While those waterways may differ from the Chesapeake ecologically, they share similar challenges — they are a long way from becoming truly restored, and restoration efforts are complicated by politics. Goodwin’s understanding of such thorny debates means he won’t be in altogether unfamiliar terrain when he arrives in Maryland, Boesch said.

“He’s very practically minded,” Boesch said of his successor. “He’s not inexperienced and naive.”

Boesch said he plans to stay on the center’s faculty into 2018, introducing Goodwin to the major players and policy debates in Annapolis. After that, he plans to write one or more books intended for a general audience about the ecology of the Chesapeake and the Gulf of Mexico.

Boesch will be handing over a position that influences a broad range of state programs and policies. He serves or has served on state committees that oversee management of the bay’s oyster and crab populations, preparations for climate change, prevention of harmful algal blooms in waterways and responses to invasion by species like snakehead fish. He also held positions on advisory panels outside Maryland, including a federal commission created by the Obama administration to prevent or lessen the damage of oil spills.

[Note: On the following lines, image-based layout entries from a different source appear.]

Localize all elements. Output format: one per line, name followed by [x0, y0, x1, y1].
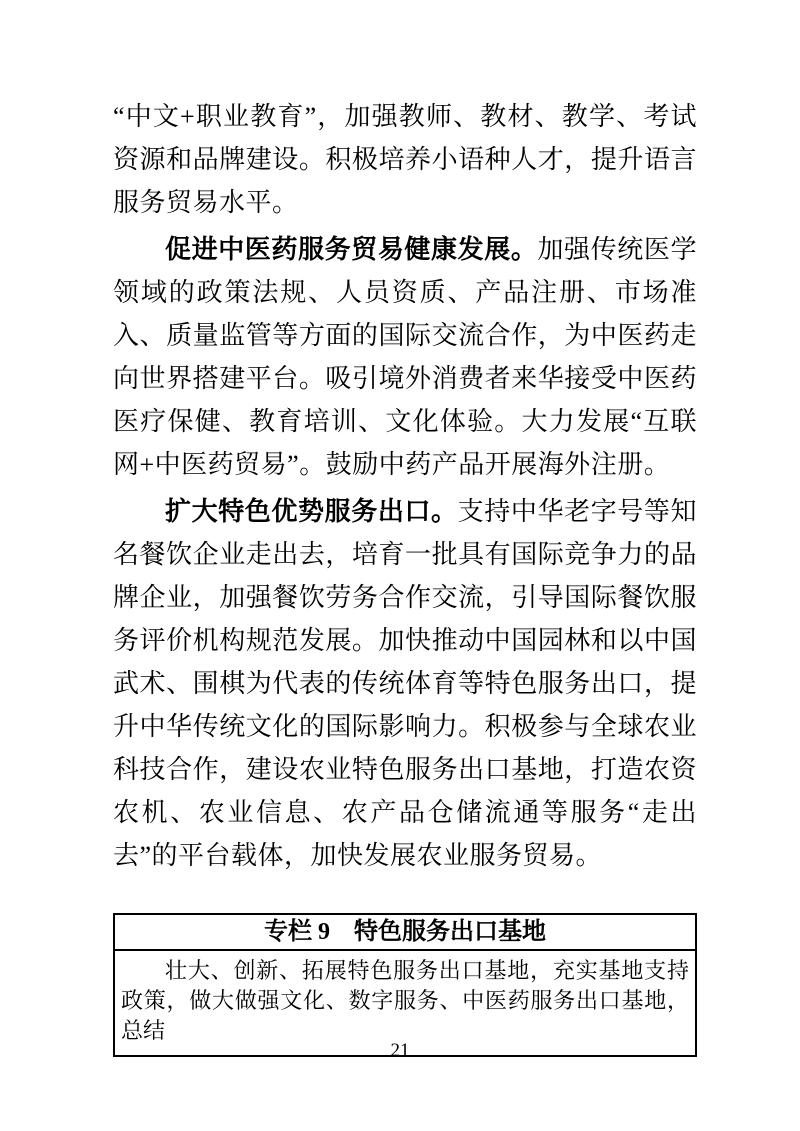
- callout-title: 专栏 9 特色服务出口基地: [115, 915, 695, 951]
- paragraph-lead: 促进中医药服务贸易健康发展。: [165, 235, 537, 264]
- callout-box: 专栏 9 特色服务出口基地 壮大、创新、拓展特色服务出口基地，充实基地支持政策，…: [113, 913, 697, 1057]
- paragraph-text: 支持中华老字号等知名餐饮企业走出去，培育一批具有国际竞争力的品牌企业，加强餐饮劳…: [113, 497, 697, 870]
- paragraph: 促进中医药服务贸易健康发展。加强传统医学领域的政策法规、人员资质、产品注册、市场…: [113, 228, 697, 486]
- paragraph: “中文+职业教育”，加强教师、教材、教学、考试资源和品牌建设。积极培养小语种人才…: [113, 95, 697, 224]
- paragraph-text: “中文+职业教育”，加强教师、教材、教学、考试资源和品牌建设。积极培养小语种人才…: [113, 102, 697, 217]
- paragraph: 扩大特色优势服务出口。支持中华老字号等知名餐饮企业走出去，培育一批具有国际竞争力…: [113, 490, 697, 877]
- page-number: 21: [0, 1040, 800, 1062]
- paragraph-lead: 扩大特色优势服务出口。: [165, 497, 458, 526]
- document-page: “中文+职业教育”，加强教师、教材、教学、考试资源和品牌建设。积极培养小语种人才…: [0, 0, 800, 1131]
- paragraph-text: 加强传统医学领域的政策法规、人员资质、产品注册、市场准入、质量监管等方面的国际交…: [113, 235, 697, 479]
- text-column: “中文+职业教育”，加强教师、教材、教学、考试资源和品牌建设。积极培养小语种人才…: [113, 95, 697, 1057]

Goodwin said he admires the way Boesch has maintained his identity as an impartial scientist while educating and advising politicians. He described himself as embracing a similar philosophy — one in which a scientist’s role is as an “honest broker” who doesn’t shy away from sharing controversial research but also doesn’t tell policymakers what to do with the information.

“Scientists are trained not to believe in anything — they’re trained to question things,” Goodwin said. “It’s important to understand where science stops and where the decisions are made.”

Goodwin was attracted to UMCES because its independence and organization are unusual among similar research efforts around the country. Many centers are housed within larger universities, or are staffed by researchers spread across multiple departments or institutions. The distinction helps give UMCES a level of authority and credibility in policy debates that it might not otherwise have, Goodwin said.

“You’ve got an entire independent institution set up to design the science to inform policy and management actions,” he said. “Having that core focal expertise to build on is pretty unique. I’ve not seen that in any of the other large ecosystem restoration projects around the country.”

Boesch said he’s confident things won’t change under Goodwin given the priority the university system’s regents gave to finding a successor.

“Without hesitation, they said, ‘Let’s move forward and get a new president,'” Boesch said. “I think that’s a good sign.”

If anything, university system officials appear interested in strengthening the institution. Caret said he hopes to see Goodwin broaden the funding sources UMCES taps for its research so it’s less susceptible to state and federal funding cuts.

“I’m really coming in here to learn — to understand what the issues are and perhaps give independent, outside perspective,” he said.

While Boesch acknowledged Goodwin’s background might make his appointment seem unorthodox, he said he trusts his successor’s experience will help him navigate the institution forward.

“The times change and you need fresh perspective and a new generation of leaders,” Boesch said.